American Bison (Bison bison)


Class: Mammalia
Order: Artiodactyla
Family:    Bovidae
Size:    Height: 5 to 6 feet (1.5 to 1.8 m) at the shoulders
Weight: Up to 2,200 pounds (998 kg)
Diet: Grass and plants
Distribution: North America
Young:  1 calf every 1 or 2 years
Animal Predators:  Wolves and coyotes
IUCN Status: Lower Risk, Conservation Dependent
Terms: Male: Bull   Female: Cow   Young: Calf
Lifespan: 20 to 40 years



·       In 1900, there were only a few hundred surviving bison in North America.

·       In 1894, bison hunting became illegal in Yellowstone National Park.

·       Despite their massive size, bison are known for their amazing speed and agility.

·       White bison are revered by Native Americans. 

·       Although zoologists prefer the name bison, American bison are often referred to as buffalo.

·       If a Native American child’s name included the word “buffalo,” it was believed that the child would be especially strong and mature quickly.



These huge animals are covered in dark brown fur. The fur is longer on their head and shoulders than on their hind end. Both males and females have horns, but the horns of the males are stronger and thicker. They have a massive head and their humped shoulders are the tallest point on these animals. 



Although bison once roamed the plains of Canada and the United States, they are now limited to a few scattered parks, including wild herds in Yellowstone National Park in Wyoming and Wood Buffalo Park, Northwest Territories, as well as several privately owned reserves. 


Feeding Habits

Bison  graze mostly on various types of grass, but sometimes will eat berries, lichens and horsetails. They need to drink on a daily basis, so they do not wander too far from a water source. 


Calves weigh between 25 and 40 pounds (11.3 to 18 kg) at birth and are born in April or May. They can stand within hours, and have yellowish or reddish fur that gradually grows darker as they age. Mothers are very protective of their calves and will charge at intruders. 

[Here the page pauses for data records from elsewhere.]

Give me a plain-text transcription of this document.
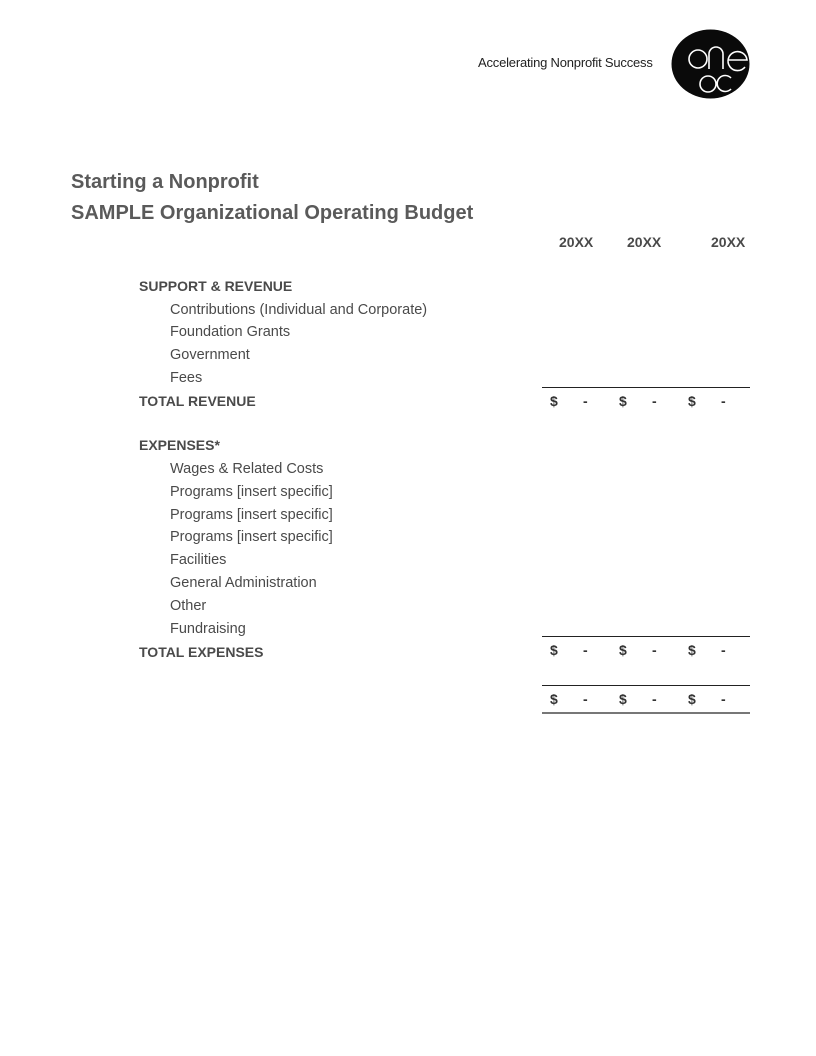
Accelerating Nonprofit Success
Starting a Nonprofit
SAMPLE Organizational Operating Budget
20XX 20XX	20XX
SUPPORT & REVENUE
Contributions (Individual and Corporate)
Foundation Grants
Government
Fees
TOTAL REVENUE	$ - $ - $ -
EXPENSES*
Wages & Related Costs
Programs [insert specific]
Programs [insert specific]
Programs [insert specific]
Facilities
General Administration
Other
Fundraising
TOTAL EXPENSES	$ - $ - $ -
$ - $ - $ -
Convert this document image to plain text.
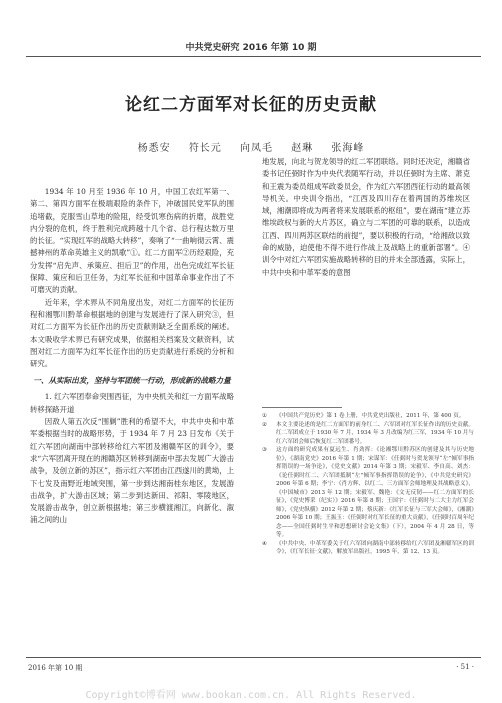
中共党史研究 2016 年第 10 期
论红二方面军对长征的历史贡献
杨悉安 符长元 向凤毛 赵琳 张海峰

1934 年 10 月至 1936 年 10 月，中国工农红军第一、第二、第四方面军在极端艰险的条件下，冲破国民党军队的围追堵截，克服雪山草地的险阻，经受饥寒伤病的折磨，战胜党内分裂的危机，终于胜利完成跨越十几个省、总行程达数万里的长征。“实现红军的战略大转移”，奏响了“一曲响彻云霄、震撼神州的革命英雄主义的凯歌”①。红二方面军②历经艰险，充分发挥“启先声、承策应、担后卫”的作用，出色完成红军长征保障、策应和后卫任务，为红军长征和中国革命事业作出了不可磨灭的贡献。

近年来，学术界从不同角度出发，对红二方面军的长征历程和湘鄂川黔革命根据地的创建与发展进行了深入研究③，但对红二方面军为长征作出的历史贡献则缺乏全面系统的阐述。本文吸收学术界已有研究成果，依据相关档案及文献资料，试图对红二方面军为红军长征作出的历史贡献进行系统的分析和研究。

一、从实际出发，坚持与军团统一行动，形成新的战略力量

1. 红六军团奉命突围西征，为中央机关和红一方面军战略转移探路开道

因敌人第五次反“围剿”胜利的希望不大，中共中央和中革军委根据当时的战略形势，于 1934 年 7 月 23 日发布《关于红六军团向湖南中部转移给红六军团及湘赣军区的训令》，要求“六军团离开现在的湘赣苏区转移到湖南中部去发展广大游击战争，及创立新的苏区”，指示红六军团由江西遂川的黄坳，上下七发及南野近地域突围，第一步到达湘南桂东地区，发展游击战争，扩大游击区域；第二步到达新田、祁阳、零陵地区，发展游击战争，创立新根据地；第三步横渡湘江，向新化、溆浦之间的山

地发展，向北与贺龙领导的红二军团联络。同时还决定，湘赣省委书记任弼时作为中央代表随军行动，并以任弼时为主席、萧克和王震为委员组成军政委员会，作为红六军团西征行动的最高领导机关。中央训令指出，“江西及四川存在着两国的苏维埃区域，湘潮即将成为两者将来发展联系的枢纽”，要在湖南“建立苏维埃政权与新的大片苏区，确立与二军团的可靠的联系，以造成江西、四川两苏区联结的前提”，要以积极的行动，“给湘敌以致命的威胁，迫使他不得不进行作战上及战略上的重新部署”。④训令中对红六军团实施战略转移的目的并未全部透露，实际上，中共中央和中革军委的意图

①	《中国共产党历史》第 1 卷上册，中共党史出版社，2011 年，第 400 页。
②	本文主要论述的是红二方面军的前身红二、六军团对红军长征作出的历史贡献。红二军团成立于 1930 年 7 月，1934 年 3 月改编为红三军，1934 年 10 月与红六军团会师后恢复红二军团番号。
③	这方面的研究成果有夏远生、肖劲挥：《论湘鄂川黔苏区的创建及其与历史地位》，《湖南党史》2016 年第 1 期；宋谋军：《任弼时与贺龙领导“左”倾军事指挥错误的一场争论》，《党史文献》2014 年第 3 期；宋毅军、李自高、刘杰：《论任弼时红二、六军团抵制“左”倾军事指挥错误的论争》，《中共党史研究》2006 年第 6 期；李宁：《肖方辉、以红二、三方面军会师地理及其战略意义》，《中国城市》2013 年 12 期；宋毅军、魏艳：《文无反韧——红二方面军的长征》，《党史博采（纪实）》2016 年第 8 期；王国宇：《任弼时与二大主力红军会师》，《党史纵横》2012 年第 2 期；蔡庆新：《红军长征与三军大会师》，《湘潮》2006 年第 10 期；王振玉：《任弼时对红军长征的重大贡献》，《任弼时百周年纪念——全国任弼时生平和思想研讨会论文集》（下），2004 年 4 月 28 日，等等。
④	《中共中央、中革军委关于红六军团向湖南中部转移给红六军团及湘赣军区的训令》，《红军长征·文献》，解放军出版社，1995 年，第 12、13 页。
2016 年第 10 期	· 51 ·
Copyright©博看网 www.bookan.com.cn. All Rights Reserved.
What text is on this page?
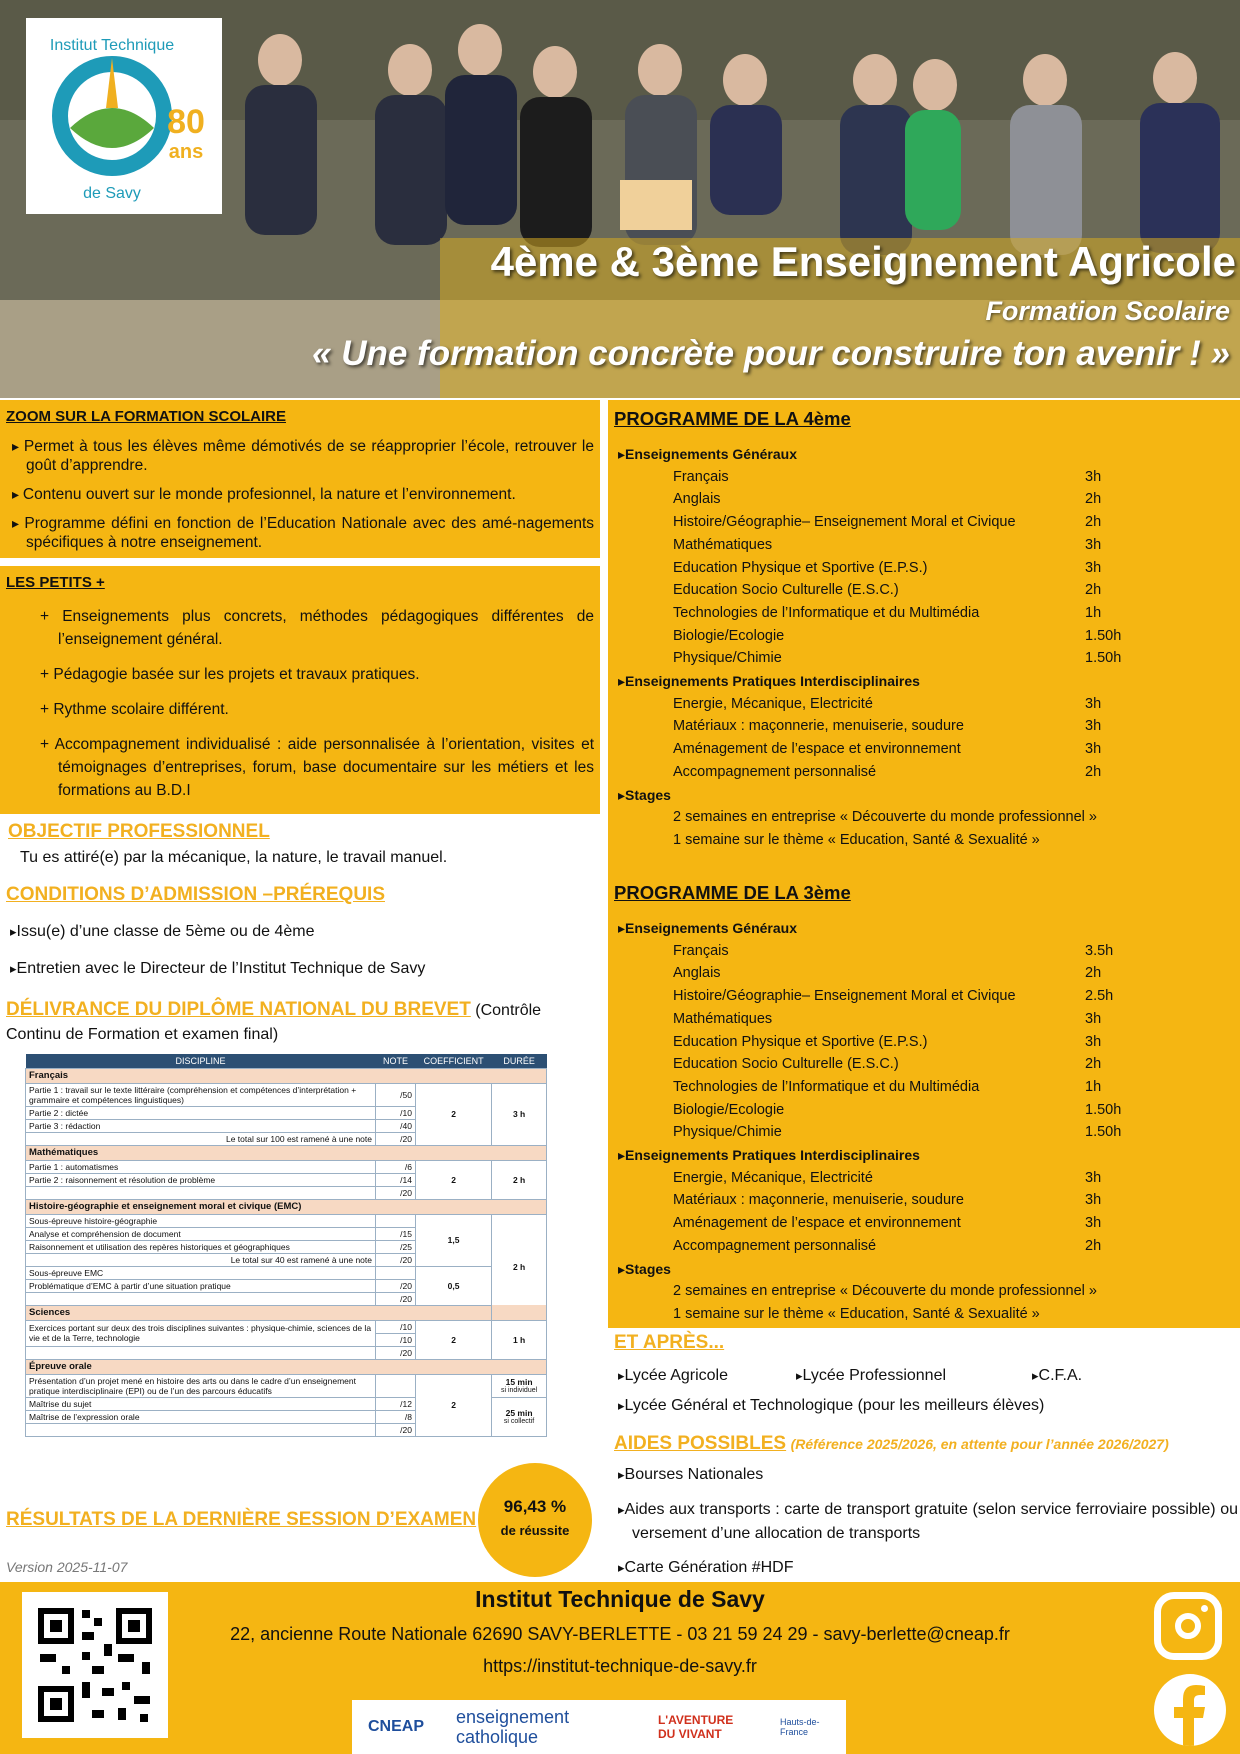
80
ans
Institut Technique
de Savy
4ème & 3ème Enseignement Agricole
Formation Scolaire
« Une formation concrète pour construire ton avenir ! »
ZOOM SUR LA FORMATION SCOLAIRE
▸ Permet à tous les élèves même démotivés de se réapproprier l’école, retrouver le goût d’apprendre.
▸ Contenu ouvert sur le monde profesionnel, la nature et l’environnement.
▸ Programme défini en fonction de l’Education Nationale avec des amé-nagements spécifiques à notre enseignement.
LES PETITS +
+ Enseignements plus concrets, méthodes pédagogiques différentes de l’enseignement général.
+ Pédagogie basée sur les projets et travaux pratiques.
+ Rythme scolaire différent.
+ Accompagnement individualisé : aide personnalisée à l’orientation, visites et témoignages d’entreprises, forum, base documentaire sur les métiers et les formations au B.D.I
OBJECTIF PROFESSIONNEL
Tu es attiré(e) par la mécanique, la nature, le travail manuel.
CONDITIONS D’ADMISSION –PRÉREQUIS
▸ Issu(e) d’une classe de 5ème ou de 4ème
▸ Entretien avec le Directeur de l’Institut Technique de Savy
DÉLIVRANCE DU DIPLÔME NATIONAL DU BREVET (Contrôle Continu de Formation et examen final)
DISCIPLINE	NOTE	COEFFICIENT	DURÉE
Français			
Partie 1 : travail sur le texte littéraire (compréhension et compétences d’interprétation + grammaire et compétences linguistiques)	/50	2	3 h
Partie 2 : dictée	/10		
Partie 3 : rédaction	/40		
Le total sur 100 est ramené à une note	/20		
Mathématiques			
Partie 1 : automatismes	/6	2	2 h
Partie 2 : raisonnement et résolution de problème	/14		
	/20		
Histoire-géographie et enseignement moral et civique (EMC)			
Sous-épreuve histoire-géographie		1,5	2 h
Analyse et compréhension de document	/15		
Raisonnement et utilisation des repères historiques et géographiques	/25		
Le total sur 40 est ramené à une note	/20		
Sous-épreuve EMC		0,5	
Problématique d’EMC à partir d’une situation pratique	/20		
	/20		
Sciences			
Exercices portant sur deux des trois disciplines suivantes : physique-chimie, sciences de la vie et de la Terre, technologie	/10	2	1 h
	/10		
	/20		
Épreuve orale			
Présentation d’un projet mené en histoire des arts ou dans le cadre d’un enseignement pratique interdisciplinaire (EPI) ou de l’un des parcours éducatifs		2	15 min
si individuel

Maîtrise du sujet	/12		25 min
si collectif

Maîtrise de l’expression orale	/8		
	/20		
RÉSULTATS DE LA DERNIÈRE SESSION D’EXAMEN
96,43 %
de réussite
Version 2025-11-07
PROGRAMME DE LA 4ème
▸ Enseignements Généraux
Français	3h
Anglais	2h
Histoire/Géographie– Enseignement Moral et Civique	2h
Mathématiques	3h
Education Physique et Sportive (E.P.S.)	3h
Education Socio Culturelle (E.S.C.)	2h
Technologies de l’Informatique et du Multimédia	1h
Biologie/Ecologie	1.50h
Physique/Chimie	1.50h
▸ Enseignements Pratiques Interdisciplinaires
Energie, Mécanique, Electricité	3h
Matériaux : maçonnerie, menuiserie, soudure	3h
Aménagement de l’espace et environnement	3h
Accompagnement personnalisé	2h
▸ Stages
2 semaines en entreprise « Découverte du monde professionnel »
1 semaine sur le thème « Education, Santé & Sexualité »
PROGRAMME DE LA 3ème
▸ Enseignements Généraux
Français	3.5h
Anglais	2h
Histoire/Géographie– Enseignement Moral et Civique	2.5h
Mathématiques	3h
Education Physique et Sportive (E.P.S.)	3h
Education Socio Culturelle (E.S.C.)	2h
Technologies de l’Informatique et du Multimédia	1h
Biologie/Ecologie	1.50h
Physique/Chimie	1.50h
▸ Enseignements Pratiques Interdisciplinaires
Energie, Mécanique, Electricité	3h
Matériaux : maçonnerie, menuiserie, soudure	3h
Aménagement de l’espace et environnement	3h
Accompagnement personnalisé	2h
▸ Stages
2 semaines en entreprise « Découverte du monde professionnel »
1 semaine sur le thème « Education, Santé & Sexualité »
ET APRÈS...
▸ Lycée Agricole	▸ Lycée Professionnel	▸ C.F.A.
▸ Lycée Général et Technologique (pour les meilleurs élèves)
AIDES POSSIBLES (Référence 2025/2026, en attente pour l’année 2026/2027)
▸ Bourses Nationales
▸ Aides aux transports : carte de transport gratuite (selon service ferroviaire possible) ou versement d’une allocation de transports
▸ Carte Génération #HDF
Institut Technique de Savy
22, ancienne Route Nationale 62690 SAVY-BERLETTE - 03 21 59 24 29 - savy-berlette@cneap.fr
https://institut-technique-de-savy.fr
CNEAP enseignement catholique
L'AVENTURE DU VIVANT
Hauts-de-France
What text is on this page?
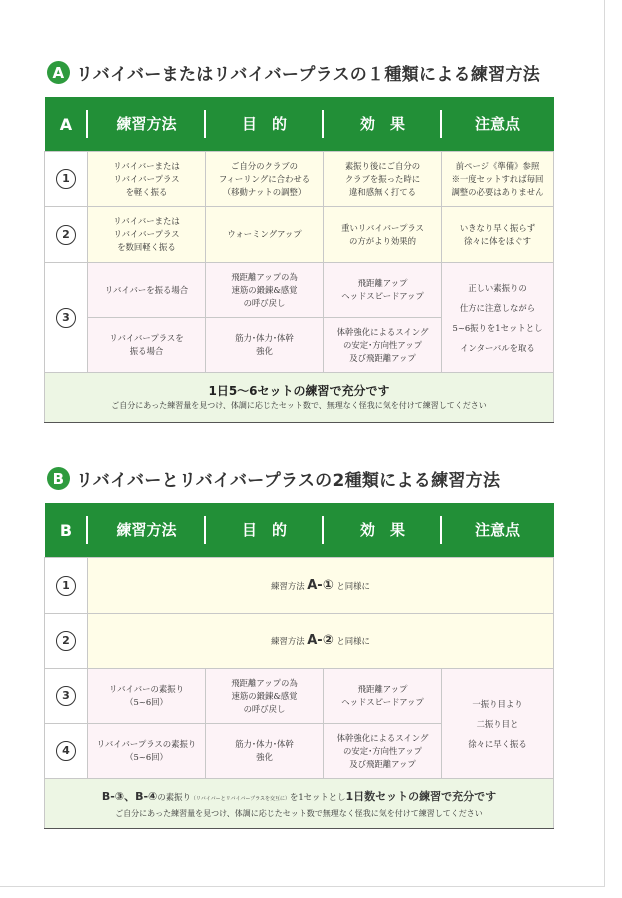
A リバイバーまたはリバイバープラスの１種類による練習方法
A	練習方法	目　的	効　果	注意点
1	リバイバーまたは
リバイバープラス
を軽く振る	ご自分のクラブの
フィーリングに合わせる
（移動ナットの調整）	素振り後にご自分の
クラブを振った時に
違和感無く打てる	前ページ《準備》参照
※一度セットすれば毎回
調整の必要はありません
2	リバイバーまたは
リバイバープラス
を数回軽く振る	ウォーミングアップ	重いリバイバープラス
の方がより効果的	いきなり早く振らず
徐々に体をほぐす
3	リバイバーを振る場合	飛距離アップの為
速筋の鍛錬&感覚
の呼び戻し	飛距離アップ
ヘッドスピードアップ	正しい素振りの
仕方に注意しながら
5~6振りを1セットとし
インターバルを取る
	リバイバープラスを
振る場合	筋力･体力･体幹
強化	体幹強化によるスイング
の安定･方向性アップ
及び飛距離アップ	

1日5～6セットの練習で充分です
ご自分にあった練習量を見つけ、体調に応じたセット数で、無理なく怪我に気を付けて練習してください				
B リバイバーとリバイバープラスの2種類による練習方法
B	練習方法	目　的	効　果	注意点
1	練習方法 A-① と同様に			
2	練習方法 A-② と同様に			
3	リバイバーの素振り
（5~6回）	飛距離アップの為
速筋の鍛錬&感覚
の呼び戻し	飛距離アップ
ヘッドスピードアップ	一振り目より
二振り目と
徐々に早く振る
4	リバイバープラスの素振り
（5~6回）	筋力･体力･体幹
強化	体幹強化によるスイング
の安定･方向性アップ
及び飛距離アップ	

B-③、B-④の素振り（リバイバーとリバイバープラスを交互に）を1セットとし1日数セットの練習で充分です
ご自分にあった練習量を見つけ、体調に応じたセット数で無理なく怪我に気を付けて練習してください				
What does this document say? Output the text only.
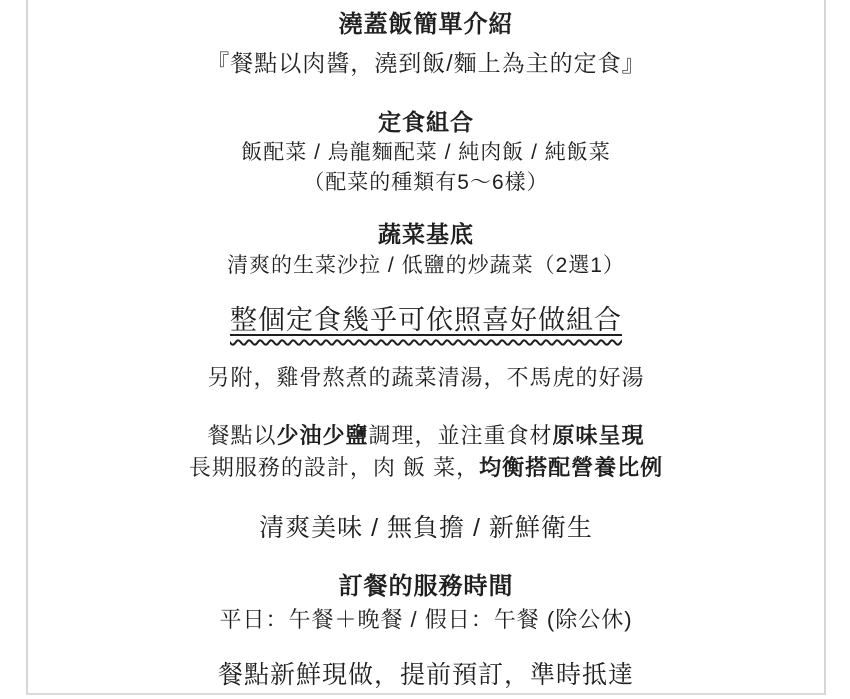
澆蓋飯簡單介紹
『餐點以肉醬，澆到飯/麵上為主的定食』
定食組合
飯配菜 / 烏龍麵配菜 / 純肉飯 / 純飯菜
（配菜的種類有5～6樣）
蔬菜基底
清爽的生菜沙拉 / 低鹽的炒蔬菜（2選1）
整個定食幾乎可依照喜好做組合
另附，雞骨熬煮的蔬菜清湯，不馬虎的好湯
餐點以少油少鹽調理，並注重食材原味呈現
長期服務的設計，肉 飯 菜，均衡搭配營養比例
清爽美味 / 無負擔 / 新鮮衛生
訂餐的服務時間
平日：午餐＋晚餐 / 假日：午餐 (除公休)
餐點新鮮現做，提前預訂，準時抵達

Bison live in herds consisting of females and juveniles, or bachelor groups of males. The males join up with the females in July, during mating season. When travelling, bison often walk in single file, and when crossing a river, they will only go in small groups, waiting for the previous group to reach the other side safely before entering the water. They are strong swimmers, able to swim up to 37 miles (60 km) per hour. Bison are not migratory animals, but they are constantly on the move in search of food, usually travelling at a rate of two miles (3.2 km) per day. Bison have poor vision, and often do not detect danger until it is too late to run. In that case, the females will shield the calves by surrounding them, while the males will make a circle surrounding the females, facing outwards towards the predators. 



It is estimated that between 50 and 75 million bison existed in North America in the early 1800s. Native Americans of the plains depended on these animals for food and clothing. When white settlers began to take over the land, they killed bison in great numbers for several reasons, including making way for farm land and for sport. There were several different types of bison, such as the wood bison of the east, which today exists only in small numbers, and the mountain bison of the west, which became extinct before scientists could study them to any extent. Today, more than 65,000 bison roam U.S. and Canadian national parks and ranges as well as privately owned rangelands. The wood bison (Bison bison athabascae), a northern subspecies of the American bison, only lives in Canada and is considered threatened by Environment Canadas COSEWIC.